|view of the city on the way up|
There are many signs marking out the border of the park (often with chicken barns and big houses behind them), but there was no sign of a park office. There's a police station, near the entrance to a private gated community, so we stopped to ask directions. The officer told us that there was no park office, and that the road just ended about a kilometre further (both things totally untrue!).
We decided to head back to a restaurant we'd seen on the way up (it had a pool, so it wouldn't be a total bust for the kids). While we drank cold beer, munched torrejitas de bacalao (salt cod fritters), and watched the kids in the pool, we talked to the owner.

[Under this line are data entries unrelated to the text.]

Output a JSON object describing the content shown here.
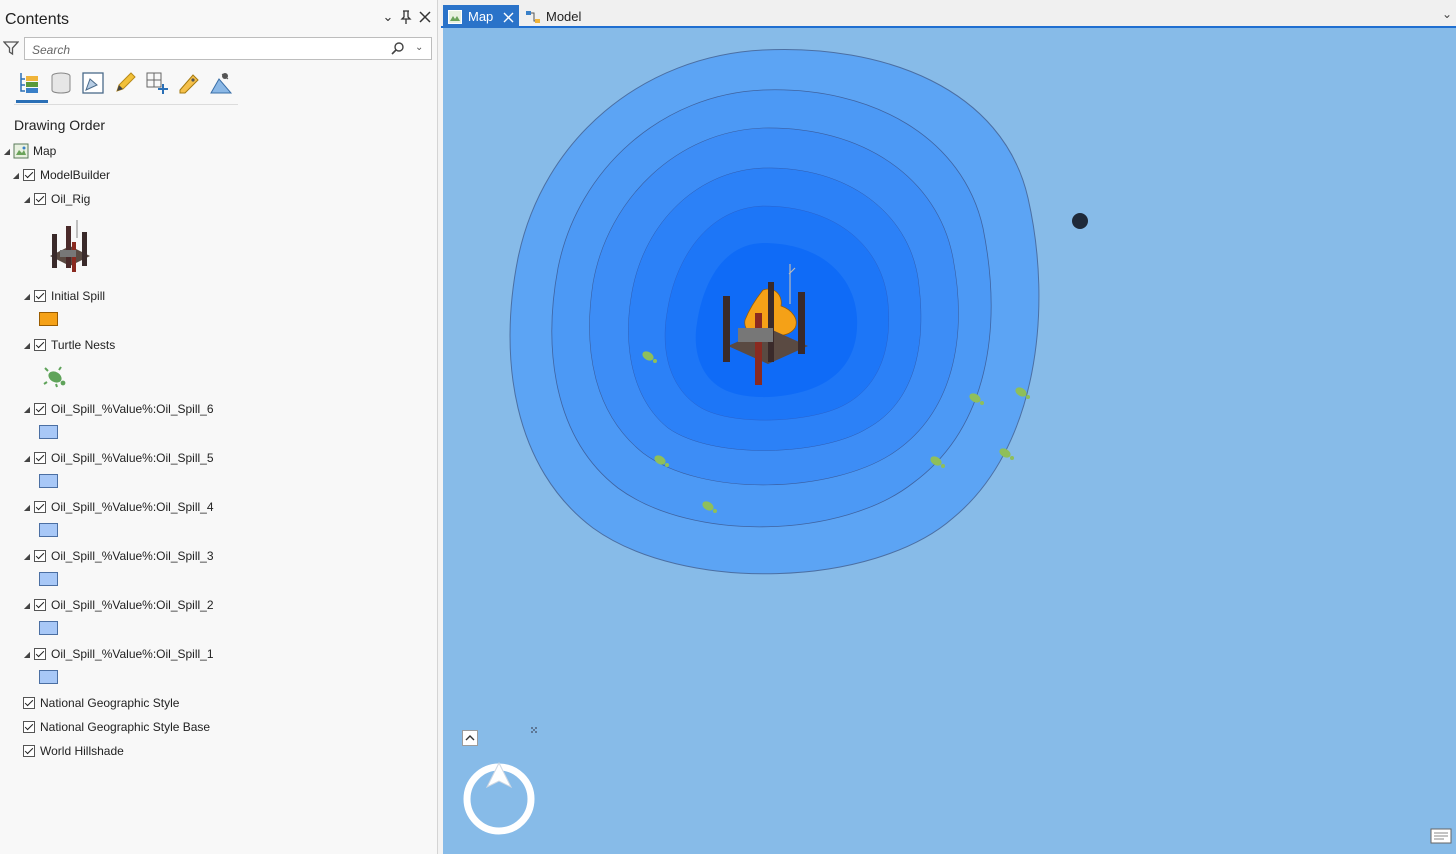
{
  "contents_pane": {
    "title": "Contents",
    "search": {
      "placeholder": "Search",
      "value": ""
    },
    "toolbar_icons": [
      "list-by-drawing-order-icon",
      "list-by-data-source-icon",
      "list-by-selection-icon",
      "list-by-editing-icon",
      "list-by-snapping-icon",
      "list-by-labeling-icon",
      "list-by-perspective-imagery-icon"
    ],
    "section_title": "Drawing Order",
    "layers": {
      "map": "Map",
      "modelbuilder": "ModelBuilder",
      "oil_rig": "Oil_Rig",
      "initial_spill": "Initial Spill",
      "turtle_nests": "Turtle Nests",
      "spill6": "Oil_Spill_%Value%:Oil_Spill_6",
      "spill5": "Oil_Spill_%Value%:Oil_Spill_5",
      "spill4": "Oil_Spill_%Value%:Oil_Spill_4",
      "spill3": "Oil_Spill_%Value%:Oil_Spill_3",
      "spill2": "Oil_Spill_%Value%:Oil_Spill_2",
      "spill1": "Oil_Spill_%Value%:Oil_Spill_1",
      "natgeo": "National Geographic Style",
      "natgeo_base": "National Geographic Style Base",
      "hillshade": "World Hillshade"
    },
    "colors": {
      "initial_spill": "#f5a117",
      "buffer_symbol": "#a8c8f7",
      "turtle": "#4f9a52"
    }
  },
  "view_tabs": {
    "map": "Map",
    "model": "Model"
  },
  "map_colors": {
    "ocean": "#87bbe8",
    "ring_1": "#5aa3f4",
    "ring_2": "#4a98f5",
    "ring_3": "#3a8cf6",
    "ring_4": "#2a80f7",
    "ring_5": "#1a74f7",
    "ring_6": "#0f6bf7"
  }
}
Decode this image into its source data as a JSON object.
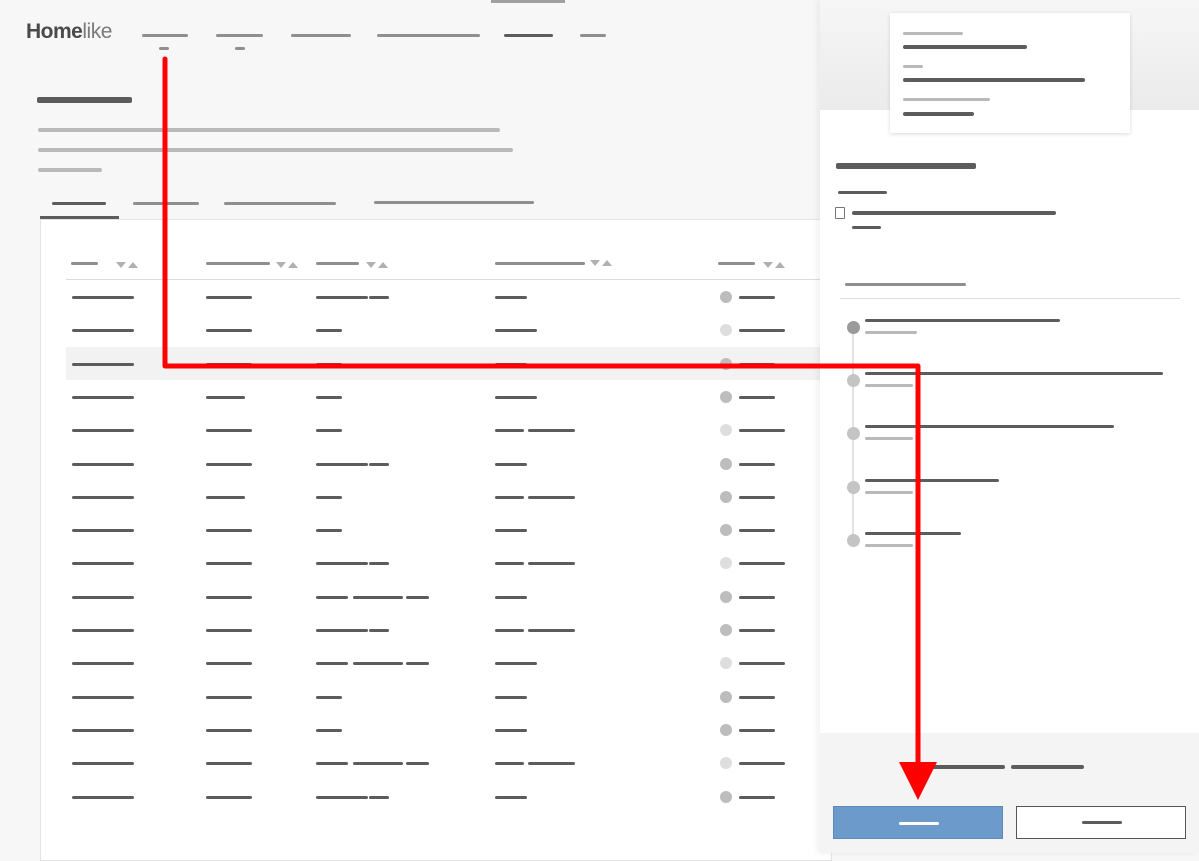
{
  "app": {
    "logo_primary": "Home",
    "logo_secondary": "like"
  },
  "colors": {
    "primary_button": "#6b9acb",
    "annotation_arrow": "#ff0000",
    "text_placeholder": "#5c5c5c"
  },
  "icons": [
    "document-icon",
    "sort-arrows-icon",
    "status-dot-icon"
  ]
}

The owner set us straight on the park office (it's about a kilometre past the police station). I have no idea why the police officer lied to us--maybe he thought we looked a bit dicey in our SUV with two kids in the back.
After lunch we went to the park office and talked to the ranger. He directed us to a trail down to a river.

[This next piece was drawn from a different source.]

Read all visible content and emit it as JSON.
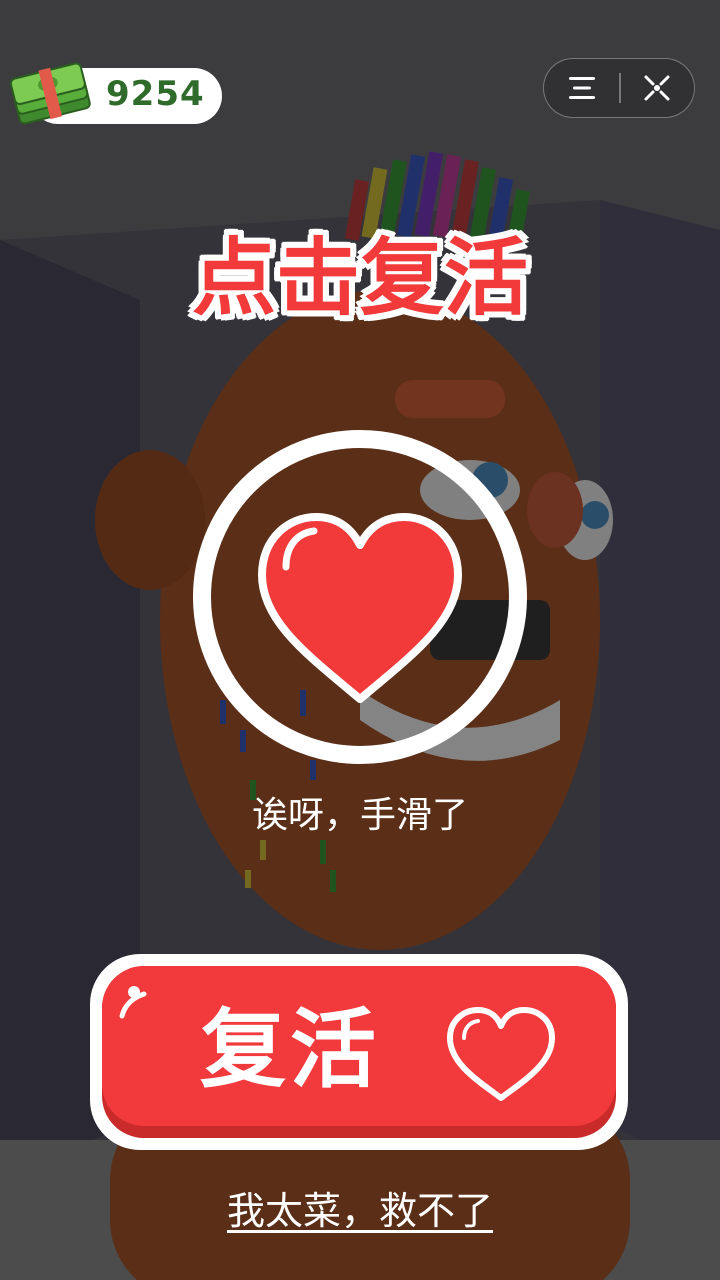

|the girls leading the way|
|pretty in pink|
|It's always important to look up in the jungle|
It was a very pleasant ten minute walk down to a pretty river.

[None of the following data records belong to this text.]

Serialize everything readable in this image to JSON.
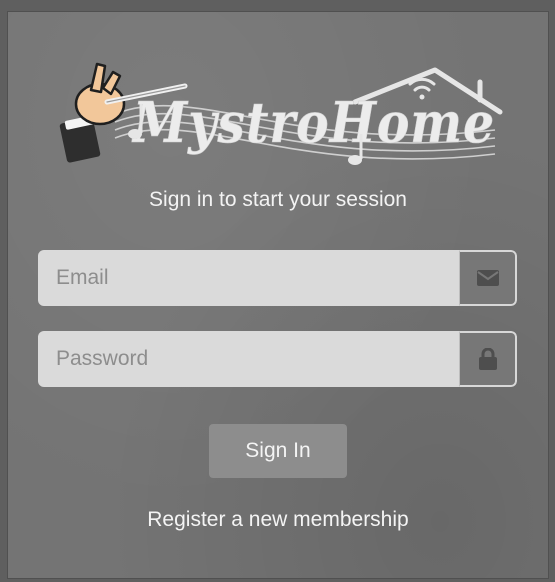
{
  "brand": {
    "logo_text": "MystroHome",
    "logo_icon": "conductor-hand-baton"
  },
  "login": {
    "tagline": "Sign in to start your session",
    "email_placeholder": "Email",
    "email_icon": "envelope-icon",
    "password_placeholder": "Password",
    "password_icon": "lock-icon",
    "signin_label": "Sign In",
    "register_label": "Register a new membership"
  },
  "colors": {
    "page_bg": "#5f5f5f",
    "panel_bg": "#747474",
    "input_bg": "#dadada",
    "button_bg": "#8d8d8d"
  }
}
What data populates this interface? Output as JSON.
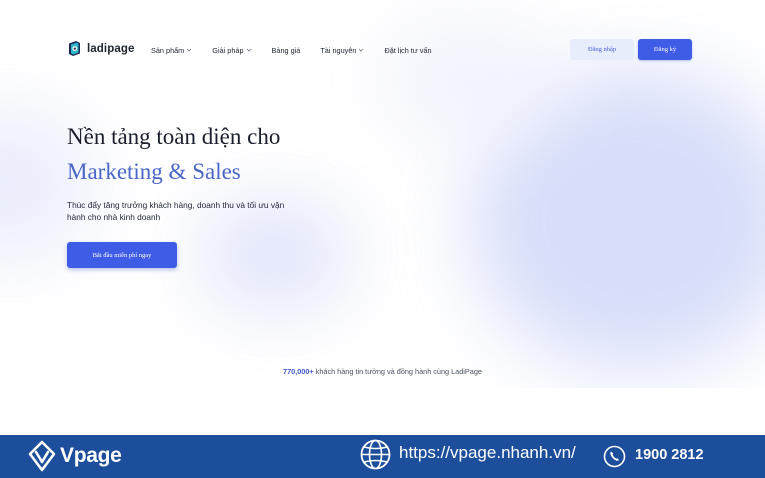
{
  "brand": {
    "name": "ladipage",
    "logo_icon": "ladipage-logo-icon"
  },
  "nav": {
    "items": [
      {
        "label": "Sản phẩm",
        "has_dropdown": true
      },
      {
        "label": "Giải pháp",
        "has_dropdown": true
      },
      {
        "label": "Bảng giá",
        "has_dropdown": false
      },
      {
        "label": "Tài nguyên",
        "has_dropdown": true
      },
      {
        "label": "Đặt lịch tư vấn",
        "has_dropdown": false
      }
    ],
    "login_label": "Đăng nhập",
    "signup_label": "Đăng ký"
  },
  "hero": {
    "title_line1": "Nền tảng toàn diện cho",
    "title_line2": "Marketing & Sales",
    "description": "Thúc đẩy tăng trưởng khách hàng, doanh thu và tối ưu vận hành cho nhà kinh doanh",
    "cta_label": "Bắt đầu miễn phí ngay"
  },
  "trust": {
    "count": "770,000+",
    "text": "khách hàng tin tưởng và đồng hành cùng LadiPage"
  },
  "footer": {
    "brand": "Vpage",
    "url": "https://vpage.nhanh.vn/",
    "phone": "1900 2812",
    "icons": [
      "vpage-logo-icon",
      "globe-icon",
      "phone-icon"
    ]
  },
  "colors": {
    "accent": "#3f5ce6",
    "accent_light": "#e8edfb",
    "title_accent": "#4a66c6",
    "footer_bg": "#1c4e9c",
    "text": "#1b1f2c"
  }
}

We got into our bathing suits and spent a relaxing couple of hours.
Later we drove further up the road to see what we could see.
|a lovely view despite the deforestation|
The Chagres River basin provides water for Panama, Colon and the canal. The Chagres National Park is a huge park/conservation area, and seeing this little corner of it only made me anxious to see more. I'm hoping we can check out the park by Lake Alajuela in a week or two.